Heute erleben wir aber keine Konzepte, sondern nur ein „Höher, Weiter, Schneller“. Sie haben gesehen, dass die CDU auf 20 % kommen will, und gesagt: Verdammt, dann nehmen wir jetzt halt 40 %. Das klingt doch toll.

Wie soll man das finanzieren? Der Kollege Lindner hat Ihnen das ja vorgerechnet – 1 Milliarde €.

(Gisela Walsken [SPD]: Ein toller Fach- mann!)

Wie man das finanzieren möchte, haben Sie nicht gesagt.

(Gisela Walsken [SPD]: 2 Milliarden €!)

Frau Walsken, Sie könnten zum Beispiel die tolle Aussage treffen: Wir geben den Steinkohlesockel auf und schaffen dafür 50.000 U3-Plätze.

(Beifall von der CDU – Gisela Walsken [SPD]: Das brauchen wir gar nicht! 2 Milliarden €!)

Diese Aussage würde an dieser Stelle helfen.

Außerdem suggerieren Sie heute, man könne dieses Thema isoliert betrachten – als hätten Sie eine grüne Wiese hinterlassen, auf der wir neue Politik aufbauen können und uns über überhaupt keine Altlasten zu kümmern brauchen. Sie haben uns aber die höchste Verschuldung von allen deutschen Bundesländern hinterlassen. Die ProKopf-Verschuldung ist drei Mal so hoch wie in Bayern. Frau Kraft hat uns erklärt, jede Milliarde Euro Schulden seien jetzt unsere Schulden.

Wir haben eine jährliche Neuverschuldung von 7,2 Milliarden € übernommen. Jetzt beträgt sie 3,1 Milliarden €. Wir haben sie also halbiert.

Wir haben von Ihnen einen Unterrichtsausfall von 5,7 Millionen Stunden übernommen. Wir haben das in diesem Jahr auf 2,8 Millionen Stunden halbiert.

(Beifall von der CDU – Zurufe von der SPD: Ah!)

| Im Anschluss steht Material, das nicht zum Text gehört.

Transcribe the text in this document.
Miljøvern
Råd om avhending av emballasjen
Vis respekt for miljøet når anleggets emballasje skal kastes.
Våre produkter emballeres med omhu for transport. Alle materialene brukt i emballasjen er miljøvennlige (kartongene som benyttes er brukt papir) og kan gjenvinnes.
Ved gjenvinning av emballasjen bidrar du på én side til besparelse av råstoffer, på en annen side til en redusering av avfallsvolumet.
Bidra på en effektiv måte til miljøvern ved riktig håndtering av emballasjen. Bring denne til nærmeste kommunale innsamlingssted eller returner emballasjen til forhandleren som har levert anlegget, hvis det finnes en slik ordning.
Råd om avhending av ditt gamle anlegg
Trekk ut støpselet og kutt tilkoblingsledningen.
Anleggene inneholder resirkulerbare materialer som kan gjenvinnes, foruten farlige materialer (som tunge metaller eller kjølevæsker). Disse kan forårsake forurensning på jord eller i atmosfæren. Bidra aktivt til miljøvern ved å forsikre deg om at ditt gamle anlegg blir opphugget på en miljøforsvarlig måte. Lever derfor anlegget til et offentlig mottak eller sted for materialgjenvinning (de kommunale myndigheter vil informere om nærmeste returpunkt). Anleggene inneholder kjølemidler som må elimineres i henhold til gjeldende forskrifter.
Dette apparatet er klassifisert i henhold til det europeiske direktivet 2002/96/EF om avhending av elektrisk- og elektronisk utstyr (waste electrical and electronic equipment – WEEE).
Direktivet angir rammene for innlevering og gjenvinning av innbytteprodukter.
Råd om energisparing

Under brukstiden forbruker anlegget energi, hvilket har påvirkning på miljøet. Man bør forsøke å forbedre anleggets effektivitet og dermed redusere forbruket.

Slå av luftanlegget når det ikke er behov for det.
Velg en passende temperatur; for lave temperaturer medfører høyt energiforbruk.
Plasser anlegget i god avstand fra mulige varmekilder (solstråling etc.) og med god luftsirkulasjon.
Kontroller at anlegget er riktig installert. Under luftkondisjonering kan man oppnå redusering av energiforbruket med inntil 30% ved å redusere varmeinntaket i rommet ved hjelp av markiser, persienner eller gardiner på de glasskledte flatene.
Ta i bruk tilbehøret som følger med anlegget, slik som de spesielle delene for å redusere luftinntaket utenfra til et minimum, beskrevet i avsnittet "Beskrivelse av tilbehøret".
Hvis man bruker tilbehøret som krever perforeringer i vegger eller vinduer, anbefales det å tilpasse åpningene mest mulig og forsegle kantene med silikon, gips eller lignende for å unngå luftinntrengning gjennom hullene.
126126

Wir haben von Ihnen 1 Million Arbeitslose übernommen, und wir haben die um 150.000 reduziert. Das sind die Erfolge dieser Regierungspolitik.

(Bodo Wißen [SPD]: Sagen Sie doch mal was zum Thema!)

Die einzige Antwort, die Sie darauf finden, ist, zu sagen: „Aber ihr müsst mehr U3-Plätze schaffen“, weil Sie es nicht ertragen können, uns diese Erfolge zu lassen.

Jetzt sage ich Ihnen noch einmal, wo Sie stehen. Sie haben 2,8 % U3-Betreuungsplätze in Nordrhein-Westfalen hinterlassen. Frau Altenkamp, Sie haben gefragt: Wo sind denn die Zahlen? Ich kann Ihnen das anhand des Ausschussprotokolls 13/1187 aus dem Jahre 2004 belegen. Da hat Ihre Ministerin erklärt: Wir haben 10.600 Plätze in Nordrhein-Westfalen.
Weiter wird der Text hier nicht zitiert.